At the heart of everything here, the one thing I like about this private member's motion is that we are talking about education, because education is the key. The previous member raised a couple of valid points. Finland is a great example of what can happen, but Finland is a very small section. I have friends who went on sabbaticals to Finland. When they walked in, every kid looked the same, every kid had the same blonde hair and every kid had the same background. No one in a Finnish school has to deal with kids who have not had breakfast. No-one in Finland has to deal with kids who have the other challenges that Australian schools have. No-one in Finland has to deal with those things that are inherently tough in the Australian education system.

Ms MacTiernan interjecting

The one thing I will agree with, member for Perth, when you talk about teachers, is that in Finland they are PhD qualified. They are very special people. Teachers that I know who have walked into classrooms in Finland talk about the level of engagement there. They say it is spectacular. What we have to do is talk about that engagement.

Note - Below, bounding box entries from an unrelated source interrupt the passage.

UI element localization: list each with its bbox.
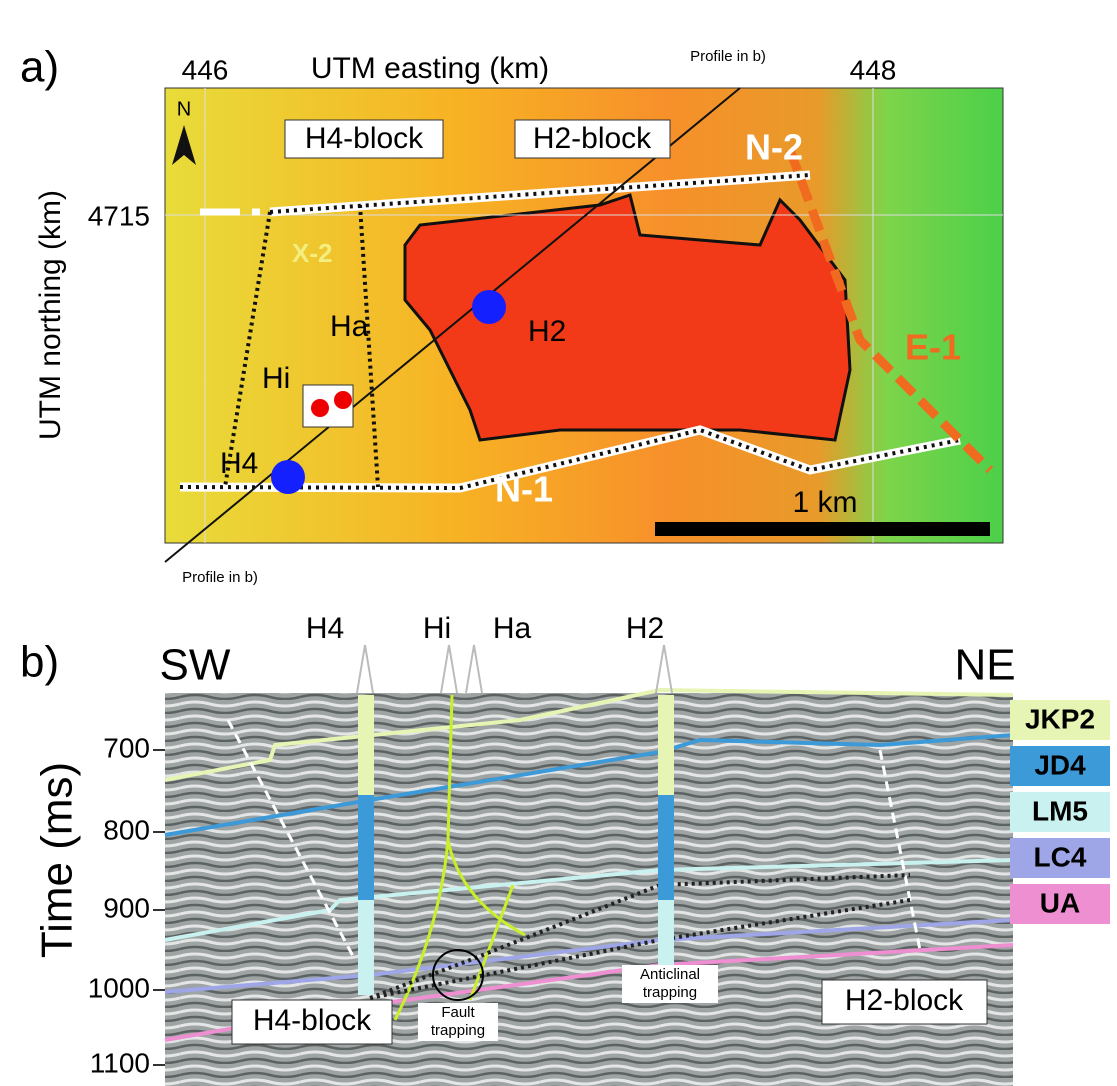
well-column [358, 695, 374, 795]
y-tick-label: 900 [103, 892, 150, 923]
annotation-box [418, 1003, 498, 1041]
panel-label: b) [20, 638, 59, 687]
well-column [658, 695, 674, 795]
y-axis-title: UTM northing (km) [34, 190, 67, 440]
fault [393, 694, 526, 1021]
y-tick-label: 800 [103, 814, 150, 845]
horizon [164, 918, 1014, 994]
label-box [284, 119, 444, 159]
label-box [514, 119, 671, 159]
x-tick-label: 448 [850, 54, 897, 85]
block-label: H4-block [305, 122, 424, 155]
legend-swatch [1010, 884, 1110, 924]
profile-label: Profile in b) [690, 48, 766, 65]
fault-label: E-1 [905, 327, 961, 368]
label-box [231, 999, 393, 1045]
north-arrow [172, 125, 196, 165]
well-label: Hi [262, 362, 290, 395]
legend-swatch [1010, 700, 1110, 740]
derricks [356, 644, 673, 694]
fault-label: N-1 [495, 469, 553, 510]
north-label: N [177, 98, 191, 120]
fault-label: X-2 [292, 238, 332, 268]
faults [179, 148, 994, 493]
annotation: trapping [431, 1022, 485, 1039]
annotation: Fault [441, 1004, 475, 1021]
y-tick-label: 1100 [90, 1047, 150, 1078]
scale-label: 1 km [792, 486, 857, 519]
legend-label: LC4 [1034, 841, 1087, 872]
trap-circle [432, 949, 484, 1001]
y-tick-label: 4715 [88, 200, 150, 231]
y-axis-title: Time (ms) [33, 762, 82, 958]
red-area [403, 193, 852, 442]
direction-label: NE [954, 641, 1015, 690]
well [472, 290, 506, 324]
profile-line [164, 87, 741, 563]
legend-swatch [1010, 838, 1110, 878]
well-label: H2 [626, 612, 664, 645]
block-label: H4-block [253, 1004, 372, 1037]
legend-label: UA [1040, 887, 1080, 918]
well-label: H4 [220, 447, 258, 480]
scale-bar [655, 522, 990, 536]
well-column [358, 795, 374, 900]
well-label: H4 [306, 612, 344, 645]
label-box [821, 979, 988, 1025]
annotation-box [622, 965, 718, 1003]
well-column [658, 795, 674, 900]
well-label: H2 [528, 315, 566, 348]
direction-label: SW [160, 641, 231, 690]
well-label: Ha [330, 310, 369, 343]
x-axis-title: UTM easting (km) [311, 52, 549, 85]
legend-swatch [1010, 792, 1110, 832]
fault [226, 719, 922, 961]
panel-label: a) [20, 43, 59, 92]
horizon [164, 733, 1014, 837]
well-label: Hi [423, 612, 451, 645]
block-label: H2-block [845, 984, 964, 1017]
well-label: Ha [493, 612, 532, 645]
legend-swatch [1010, 746, 1110, 786]
legend-label: LM5 [1032, 795, 1088, 826]
legend-label: JD4 [1034, 749, 1086, 780]
y-tick-label: 700 [103, 732, 150, 763]
block-label: H2-block [533, 122, 652, 155]
horizon [164, 858, 1014, 942]
x-tick-label: 446 [182, 54, 229, 85]
well [334, 391, 352, 409]
annotation: Anticlinal [640, 966, 700, 983]
profile-label: Profile in b) [182, 569, 258, 586]
well [311, 399, 329, 417]
well [271, 460, 305, 494]
legend-label: JKP2 [1025, 703, 1095, 734]
fault-label: N-2 [745, 127, 803, 168]
annotation: trapping [643, 984, 697, 1001]
y-tick-label: 1000 [88, 972, 150, 1003]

My younger brother Stewart is a secondary school principal in Brisbane. He is a very good teacher. He sent me a photograph of his grade 3 class at Texas State School in 1970. There were 34 kids in that class, one teacher and no teachers aide. Six kids in the class had there shoes on; the rest of them were barefoot. There were some terrible haircuts. I bet every kid in that class could read and write. There was no teacher's aide, no special needs—nothing. What that teacher, Miss Baker, had to do! She was a very, very tough teacher. In those days, because of the way education was, the smart women were never going to go on to be doctors, pharmacists, accountants or engineers. They were probably told they would make good teachers and nurses. Those of us who are of that age were so blessed with our education, because we had that level of female teaching. My wife is an early childhood teacher. She also is a spectacular teacher. In her class she has three special needs. She has kids who cannot toilet themselves and she has 12 hours aide time. The challenges in education are so much bigger than they were in our time. We ask so much more of teachers today than we ever have.

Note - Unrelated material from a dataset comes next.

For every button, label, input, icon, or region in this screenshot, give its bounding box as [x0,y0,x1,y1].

I take the point of the member for Perth about ATARs and the level of education coming into the system, but I think that what we have to do is look at why people are taking up education, why people are becoming teachers. I think a lot of it is to do with the lack of risk. When kids leave school, because we have been so risk averse at school, they do not know what to do. They want to feel safe. They have not done anything. We have primary schools in Townsville where you are not allowed to do a cartwheel. We have schools in Townsville that do not compete in sports between them because they do not want anyone to find out what it is to be a winner or a loser. Those of the sorts of things in which we have to encourage kids to risk, to fail. When I speak to year 12 kids who are about to leave school and to year 7 kids I wish them failure, because to have failed means they have stepped outside their comfort zone, taken the risk or put themselves on the edge. We as a society have to say to our kids: 'It's okay to fail. It's okay to step out,' and be done with it, to have a go, to scrape you knee, to break your arm, to do that thing. That is what we have to do. We have to encourage risk. The greatest teachers I have had in life were the ones who engaged with me personally. I have no idea what their educational qualifications were, but they loved their subject and their students. That is what we want in education

I say to the Labor Party: can we move on from Gonski? What the Labor Party proposed was never Gonski. It went so far away from what Professor Gonski said. It back ended the payments so far that it was three parliaments from when it was proposed. The legislation brought to the parliament was so inadequate there was no way of working out exactly what it was doing. When the PEFO was produced we saw that they had pulled $1.2 billion out of education. Then Minister Shorten said, 'Of course we were going to put it back. It was only for the purposes of PEFO.' We are getting on with the job on education. We are actually putting smart things into schools. We are trusting our teachers to provide the teaching outcome. We are encouraging parents and principals and school communities. As the member for Fisher, Mal Brough, said earlier, Labor talks about national, national, national; big picture all the time. What we are talking about is local, local, local. That is where the education debate must be.